Cornelia Schulz – Piece A Cake / Cornelia Schulz – Piece A Cake

Work

Cornelia Schulz / Piece A Cake #9 / oil on canvas mounted on wood / 2015 / 8 x 5.5 x 5.75 inches

Cornelia Schulz / Piece A Cake #10 / oil on canvas mounted on wood / 2015 / 8.25 x 6 x 5.5 inches

Cornelia Schulz / Piece A Cake #7 / oil on canvas mounted on wood / 2015 / 8.25 x 5.25 x 6 inches

Press Release

Cornelia Schulz

Piece A Cake

Exhibition Dates: March 14 – April 26 

 

For over 46 years, Cornelia Schulz has honed her skills in abstract paintings of complex shape and color. Comprising a complex juncture of form, her oil paintings are thoughtfully gestural. Offering an elaborate visual puzzle, her current series of small sculptural paintings, Piece A Cake, proves to be her most seductive and interesting investigation yet. These constructed sculptures are fascinating distillations of intent and incident.
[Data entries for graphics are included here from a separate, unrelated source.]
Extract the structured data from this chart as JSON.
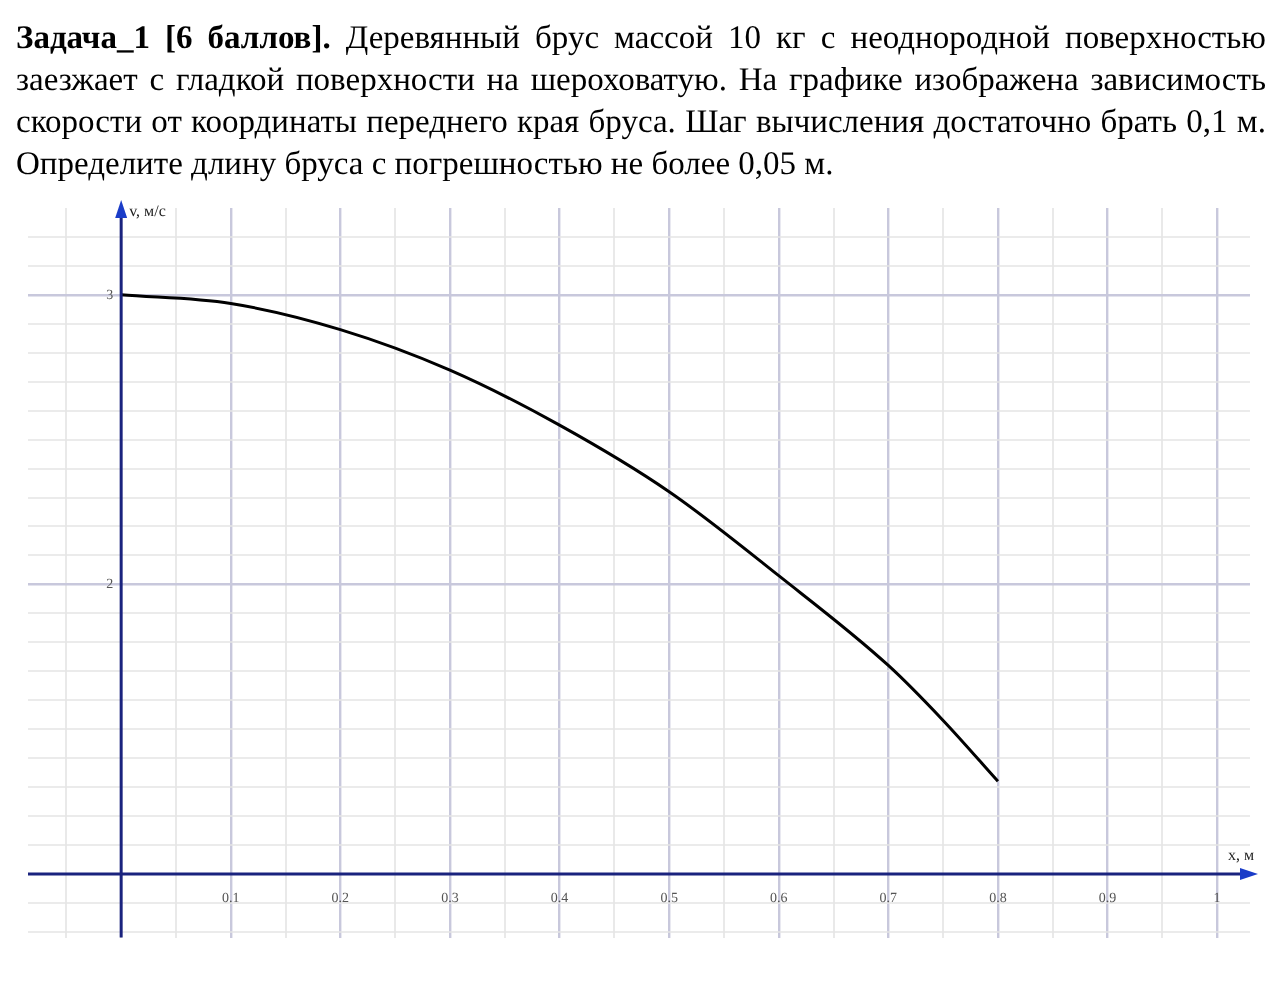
{
  "chart_data": {
    "type": "line",
    "title": "Задача_1 [6 баллов].",
    "subtitle": "Деревянный брус массой 10 кг с неоднородной поверхностью заезжает с гладкой поверхности на шероховатую. На графике изображена зависимость скорости от координаты переднего края бруса. Шаг вычисления достаточно брать 0,1 м. Определите длину бруса с погрешностью не более 0,05 м.",
    "xlabel": "x, м",
    "ylabel": "v, м/с",
    "x": [
      0,
      0.1,
      0.2,
      0.3,
      0.4,
      0.5,
      0.6,
      0.7,
      0.75,
      0.8
    ],
    "series": [
      {
        "color": "#000000",
        "values": [
          3.0,
          2.97,
          2.88,
          2.74,
          2.55,
          2.32,
          2.03,
          1.72,
          1.53,
          1.32
        ]
      }
    ],
    "xlim": [
      -0.085,
      1.03
    ],
    "ylim": [
      0.78,
      3.3
    ],
    "xticks": [
      {
        "value": -0.05,
        "label": null
      },
      {
        "value": 0,
        "label": null
      },
      {
        "value": 0.05,
        "label": null
      },
      0.1,
      {
        "value": 0.15,
        "label": null
      },
      0.2,
      {
        "value": 0.25,
        "label": null
      },
      0.3,
      {
        "value": 0.35,
        "label": null
      },
      0.4,
      {
        "value": 0.45,
        "label": null
      },
      0.5,
      {
        "value": 0.55,
        "label": null
      },
      0.6,
      {
        "value": 0.65,
        "label": null
      },
      0.7,
      {
        "value": 0.75,
        "label": null
      },
      0.8,
      {
        "value": 0.85,
        "label": null
      },
      0.9,
      {
        "value": 0.95,
        "label": null
      },
      1
    ],
    "yticks": [
      {
        "value": 0.8,
        "label": null
      },
      {
        "value": 0.9,
        "label": null
      },
      {
        "value": 1,
        "label": null
      },
      {
        "value": 1.1,
        "label": null
      },
      {
        "value": 1.2,
        "label": null
      },
      {
        "value": 1.3,
        "label": null
      },
      {
        "value": 1.4,
        "label": null
      },
      {
        "value": 1.5,
        "label": null
      },
      {
        "value": 1.6,
        "label": null
      },
      {
        "value": 1.7,
        "label": null
      },
      {
        "value": 1.8,
        "label": null
      },
      {
        "value": 1.9,
        "label": null
      },
      2,
      {
        "value": 2.1,
        "label": null
      },
      {
        "value": 2.2,
        "label": null
      },
      {
        "value": 2.3,
        "label": null
      },
      {
        "value": 2.4,
        "label": null
      },
      {
        "value": 2.5,
        "label": null
      },
      {
        "value": 2.6,
        "label": null
      },
      {
        "value": 2.7,
        "label": null
      },
      {
        "value": 2.8,
        "label": null
      },
      {
        "value": 2.9,
        "label": null
      },
      3,
      {
        "value": 3.1,
        "label": null
      },
      {
        "value": 3.2,
        "label": null
      }
    ],
    "grid": true,
    "legend": false,
    "marker": "none",
    "line_style": "solid"
  }
}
Utilizing copious impasto paint, her knife slices, swings and swirls the oil into a complex mix of vibrant color, gestural oppositions and hair raising improbabilities. While seemingly wild and untamed, upon examination the form speaks of tempo and harmony only a master painter can impart. When viewing these small jewels keep their size in mind, the largest only reaching a towering height of 9 inches with widths and depths no more than 6 inches.

Kenneth Baker, who has reviewed every Cornelia Schulz since the 1990’s comments, “For some years, Schulz’s art seemed to build and comment on the project of activating paintings’ perimeters that connects Barnett Newman (1905-1970), Ellsworth Kelly, Frank Stella and Elizabeth Murray (1940-2007), among others. Like those predecessors, Schulz treated the outer contours of a painting as a troubled boundary between what she could control and the uncontrollable, between domains of intended meaning and of misreading and chance.”

Cornelia Schulz is included in national and international collections. In 2002, Schulz retired from the University of California, Davis, where she taught for 30 years and twice chaired the Fine Art Department.